El 24 agosto, cuando se cumplían dos años y medio de guerra a gran escala, el presidente Zelenski hizo públicas unas cifras escalofriantes: “el Kremlin ha lanzado en estos treinta meses más de 10.000 misiles y 33.000 bombas guiadas”. Y a esto hay sumar los drones suicidas y el uso de munición prohibida por los Convenios de Ginebra –como las bombas de racimo–.
Precisamente fue una mezcla de todo lo citado lo que Rusia utilizó en este último ataque masivo. Cuesta incluso imaginarlo. El poder destructivo de los misiles lo sabemos calcular todos: uno de esos misiles, tipo Kinzal, redujo completamente a escombros un edificio del hospital oncológico infantil de Kiev en julio. Y las imágenes del destrozo dieron la vuelta al mundo.

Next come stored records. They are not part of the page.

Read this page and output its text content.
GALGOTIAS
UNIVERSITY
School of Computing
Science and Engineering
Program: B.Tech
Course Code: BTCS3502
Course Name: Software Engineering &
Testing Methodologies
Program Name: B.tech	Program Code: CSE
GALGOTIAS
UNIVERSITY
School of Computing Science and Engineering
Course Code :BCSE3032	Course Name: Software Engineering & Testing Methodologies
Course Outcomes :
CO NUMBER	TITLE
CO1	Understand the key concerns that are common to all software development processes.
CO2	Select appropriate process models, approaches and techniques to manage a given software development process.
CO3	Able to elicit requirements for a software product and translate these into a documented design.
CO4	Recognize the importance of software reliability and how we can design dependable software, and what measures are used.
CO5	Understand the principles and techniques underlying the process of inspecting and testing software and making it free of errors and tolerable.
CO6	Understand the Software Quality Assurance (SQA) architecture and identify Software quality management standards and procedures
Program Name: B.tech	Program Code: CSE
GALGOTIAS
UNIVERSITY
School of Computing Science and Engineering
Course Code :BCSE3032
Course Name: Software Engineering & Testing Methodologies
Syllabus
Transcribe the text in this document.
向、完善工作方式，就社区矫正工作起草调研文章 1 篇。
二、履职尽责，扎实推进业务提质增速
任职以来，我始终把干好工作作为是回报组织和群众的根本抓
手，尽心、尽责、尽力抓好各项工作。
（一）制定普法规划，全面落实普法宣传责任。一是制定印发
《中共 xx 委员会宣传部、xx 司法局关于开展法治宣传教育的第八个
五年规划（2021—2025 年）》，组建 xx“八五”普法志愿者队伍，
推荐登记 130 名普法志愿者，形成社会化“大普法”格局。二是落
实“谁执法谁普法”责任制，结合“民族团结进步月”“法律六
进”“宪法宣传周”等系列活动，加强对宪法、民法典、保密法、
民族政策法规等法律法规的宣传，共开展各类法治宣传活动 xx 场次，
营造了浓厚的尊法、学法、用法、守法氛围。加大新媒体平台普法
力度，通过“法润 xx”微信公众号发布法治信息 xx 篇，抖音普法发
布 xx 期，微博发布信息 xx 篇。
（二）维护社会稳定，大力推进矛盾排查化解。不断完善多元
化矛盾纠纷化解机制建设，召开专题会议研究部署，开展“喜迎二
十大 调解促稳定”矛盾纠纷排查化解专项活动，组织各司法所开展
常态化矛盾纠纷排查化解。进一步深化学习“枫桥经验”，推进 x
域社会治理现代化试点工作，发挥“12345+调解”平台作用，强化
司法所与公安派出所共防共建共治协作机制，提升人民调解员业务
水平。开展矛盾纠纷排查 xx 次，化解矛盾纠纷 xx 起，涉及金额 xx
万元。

Pero los drones suicidas –los tipo Shahed de fabricación iraní que emplea el Kremlin–, también son altamente dañinos. Y mucho más numerosos. Estos aviones no tripulados van cargados con 50 kilos de explosivos y vuelan casi a 200 kilómetros por hora. Y cuando se lanzan en un ataque combinado es muy difícil derribar todos.
Probablemente, las especificaciones técnicas de los misiles y los drones kamikazes no sean relevantes ni para Ania, ni para Yulia, ni para Eugenia. Ellas, junto a millones de ucranianos, han logrado resistir bajo las bombas de Rusia 918 días. Pero el próximo invierno puede ser el más duro que hayan enfrentado.